Both books have been published with the help of Frome Writer’s Collective’s Silver Crow book brand, set up to help FWC members along the often challenging road to publication.
The evening, which is free, starts at 7.00pm.
Ed Green ‘It Leaves Me the Same’ following the discovery of a bag containing his great-uncle Allen’s First World War diaries and over 30 letters. Ed’s family still live in the same farmhouse from which Allen left for the war when he was recruited at just 19.
“Before that,” Ed says, “the furthest he’d travelled was to Weymouth on his old bicycle.
“For years, great-uncle Allen was just a photograph on the wall, but the discovery of the bag brought his story to life and gave me a real sense of him – a thoughtful, hard-working country lad with a dry wit.”
Ed’s book is full of detail and warmth, helping readers picture just what being a young soldier in France, far away from home, must have been like, as well as giving a wonderful account of farming life in Somerset a hundred years ago.
Captivated by his relative’s story, Ed, who has a farming background like Allen, decided to visit the places his great-uncle would have seen and “It Leaves Me the Same” also tells of Ed’s journey as he follows in his great-uncle’s footsteps. His travels took him to Allen’s training camp at Wyke Regis in Dorset, then to Folkestone, Boulogne, Rouen and Amiens, before crossing the Somme to Caudry and the Forest of Mormal, which Allen reached with his comrades in the Dorsetshire Regiment in November 1918.
In ‘Strays and Relations’ Dizzy Greenfield tells how she began life as a surviving twin and was fostered until a permanent home was found. Growing up, she was well supported by her adoptive family, but continued to think about her original identity and why was she given up for adoption.

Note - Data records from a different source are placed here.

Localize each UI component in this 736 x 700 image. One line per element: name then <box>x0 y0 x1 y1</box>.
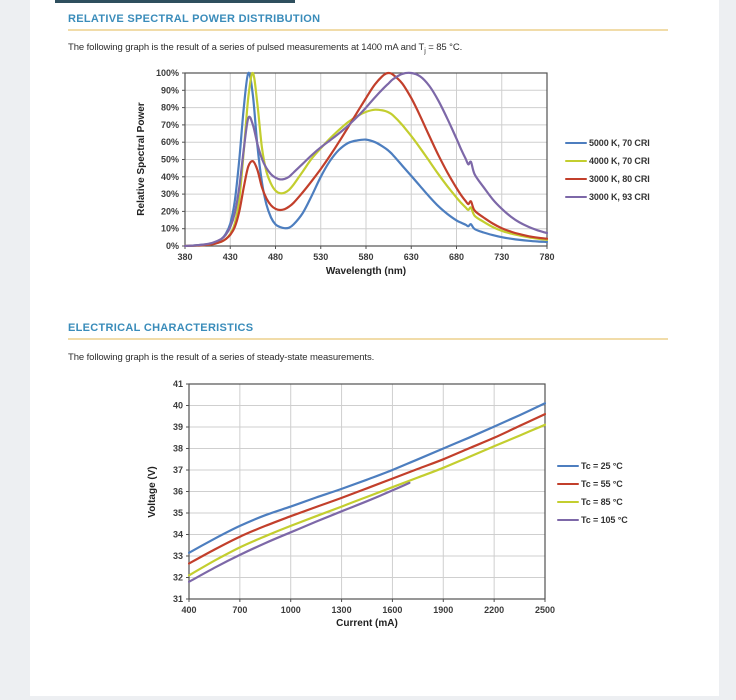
series-line <box>184 71 548 247</box>
document-page: RELATIVE SPECTRAL POWER DISTRIBUTION The… <box>30 0 719 696</box>
y-tick-label: 90% <box>161 85 179 95</box>
series-line <box>188 423 546 577</box>
x-tick-label: 780 <box>539 252 554 262</box>
series-line <box>184 71 548 247</box>
legend-label: 3000 K, 93 CRI <box>589 192 650 202</box>
x-tick-label: 1000 <box>281 605 301 615</box>
x-tick-label: 400 <box>181 605 196 615</box>
legend-item: 3000 K, 80 CRI <box>565 170 650 188</box>
legend-line-swatch <box>557 518 579 522</box>
previous-section-edge <box>55 0 295 3</box>
spectral-power-distribution-chart: 0% 10% 20% 30% 40% 50% 60% 70% 80% 90% 100% 380 430 4… <box>136 68 555 277</box>
y-tick-label: 41 <box>173 379 183 389</box>
y-tick-label: 37 <box>173 465 183 475</box>
x-tick-label: 380 <box>177 252 192 262</box>
x-tick-label: 2200 <box>484 605 504 615</box>
y-tick-label: 35 <box>173 508 183 518</box>
section-divider <box>68 338 668 340</box>
y-tick-label: 10% <box>161 224 179 234</box>
y-tick-label: 60% <box>161 137 179 147</box>
y-tick-label: 32 <box>173 573 183 583</box>
x-tick-label: 480 <box>268 252 283 262</box>
series-line <box>188 413 546 565</box>
section-divider <box>68 29 668 31</box>
legend-label: 4000 K, 70 CRI <box>589 156 650 166</box>
legend-item: Tc = 85 °C <box>557 493 628 511</box>
series-line <box>188 481 411 583</box>
legend-line-swatch <box>557 482 579 486</box>
legend-line-swatch <box>557 464 579 468</box>
y-axis-title: Relative Spectral Power <box>136 102 147 215</box>
y-tick-label: 36 <box>173 487 183 497</box>
legend-line-swatch <box>565 177 587 181</box>
legend-item: 5000 K, 70 CRI <box>565 134 650 152</box>
plot-border <box>184 72 548 247</box>
legend-line-swatch <box>565 159 587 163</box>
plot-border <box>188 383 546 600</box>
legend-line-swatch <box>565 141 587 145</box>
legend-label: Tc = 25 °C <box>581 461 623 471</box>
x-axis-title: Wavelength (nm) <box>326 266 406 277</box>
legend-label: Tc = 85 °C <box>581 497 623 507</box>
section-heading-electrical: ELECTRICAL CHARACTERISTICS <box>68 322 254 334</box>
spectral-chart-legend: 5000 K, 70 CRI 4000 K, 70 CRI 3000 K, 80 C… <box>565 134 650 206</box>
description-text: The following graph is the result of a s… <box>68 42 425 53</box>
description-subscript: j <box>424 47 426 55</box>
legend-item: 4000 K, 70 CRI <box>565 152 650 170</box>
legend-item: Tc = 105 °C <box>557 511 628 529</box>
y-axis-title: Voltage (V) <box>147 466 158 517</box>
y-tick-label: 40% <box>161 172 179 182</box>
x-tick-label: 680 <box>449 252 464 262</box>
y-tick-label: 31 <box>173 594 183 604</box>
x-axis-title: Current (mA) <box>336 618 398 629</box>
y-tick-label: 100% <box>156 68 179 78</box>
x-tick-label: 2500 <box>535 605 555 615</box>
legend-item: Tc = 55 °C <box>557 475 628 493</box>
x-tick-label: 700 <box>232 605 247 615</box>
legend-label: 3000 K, 80 CRI <box>589 174 650 184</box>
series-line <box>188 402 546 554</box>
y-tick-label: 34 <box>173 530 183 540</box>
x-tick-label: 1600 <box>382 605 402 615</box>
y-tick-label: 0% <box>166 241 179 251</box>
description-text: The following graph is the result of a s… <box>68 352 375 363</box>
y-tick-label: 70% <box>161 120 179 130</box>
y-tick-label: 33 <box>173 551 183 561</box>
y-tick-label: 30% <box>161 189 179 199</box>
x-tick-label: 1900 <box>433 605 453 615</box>
y-tick-label: 50% <box>161 155 179 165</box>
description-text-suffix: = 85 °C. <box>425 42 463 53</box>
legend-item: Tc = 25 °C <box>557 457 628 475</box>
legend-label: Tc = 105 °C <box>581 515 628 525</box>
section-description-spectral: The following graph is the result of a s… <box>68 42 462 58</box>
y-tick-label: 40 <box>173 401 183 411</box>
x-tick-label: 430 <box>223 252 238 262</box>
legend-line-swatch <box>565 195 587 199</box>
legend-label: 5000 K, 70 CRI <box>589 138 650 148</box>
electrical-chart-legend: Tc = 25 °C Tc = 55 °C Tc = 85 °C Tc = 105 °… <box>557 457 628 529</box>
legend-line-swatch <box>557 500 579 504</box>
x-tick-label: 730 <box>494 252 509 262</box>
y-tick-label: 80% <box>161 103 179 113</box>
y-tick-label: 38 <box>173 444 183 454</box>
x-tick-label: 580 <box>358 252 373 262</box>
y-tick-label: 39 <box>173 422 183 432</box>
series-line <box>184 71 548 247</box>
legend-label: Tc = 55 °C <box>581 479 623 489</box>
section-heading-spectral-power: RELATIVE SPECTRAL POWER DISTRIBUTION <box>68 13 321 25</box>
y-tick-label: 20% <box>161 206 179 216</box>
electrical-characteristics-chart: 31 32 33 34 35 36 37 38 39 40 41 400 700 1000 1300 1600… <box>147 379 555 629</box>
x-tick-label: 630 <box>404 252 419 262</box>
legend-item: 3000 K, 93 CRI <box>565 188 650 206</box>
x-tick-label: 530 <box>313 252 328 262</box>
section-description-electrical: The following graph is the result of a s… <box>68 352 374 368</box>
x-tick-label: 1300 <box>332 605 352 615</box>
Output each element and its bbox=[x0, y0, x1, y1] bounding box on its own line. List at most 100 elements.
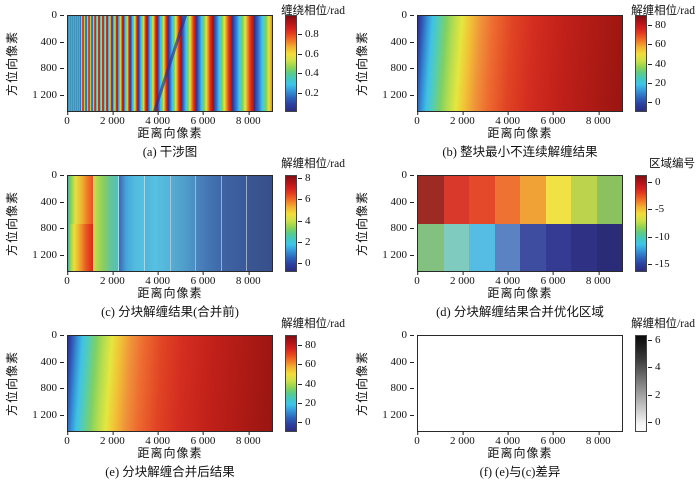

The book describes how Dizzy discovered a tenuous lead to her birth family, which resulted in her going to Ireland to search for them. There she found a grave and believed her mother, Marie, to be dead.
The story moves to some years later. Though happily married, Dizzy continued to feel that something was missing from her life, that she was a bit of a stray. Understandably, she felt drawn to other strays, of an animal variety, which she brought into her household.
When her birth father, Tommy, made contact out of the blue via a private detective, she was taken by surprise. She had another shock when Tommy told her that her mother was alive too.
A new journey then lay ahead. Dizzy travelled northwards to meet the many members of her lively new family – a family very different from the one she was used to. Bit by bit, she began to work out how to fit the disparate bits of her life together.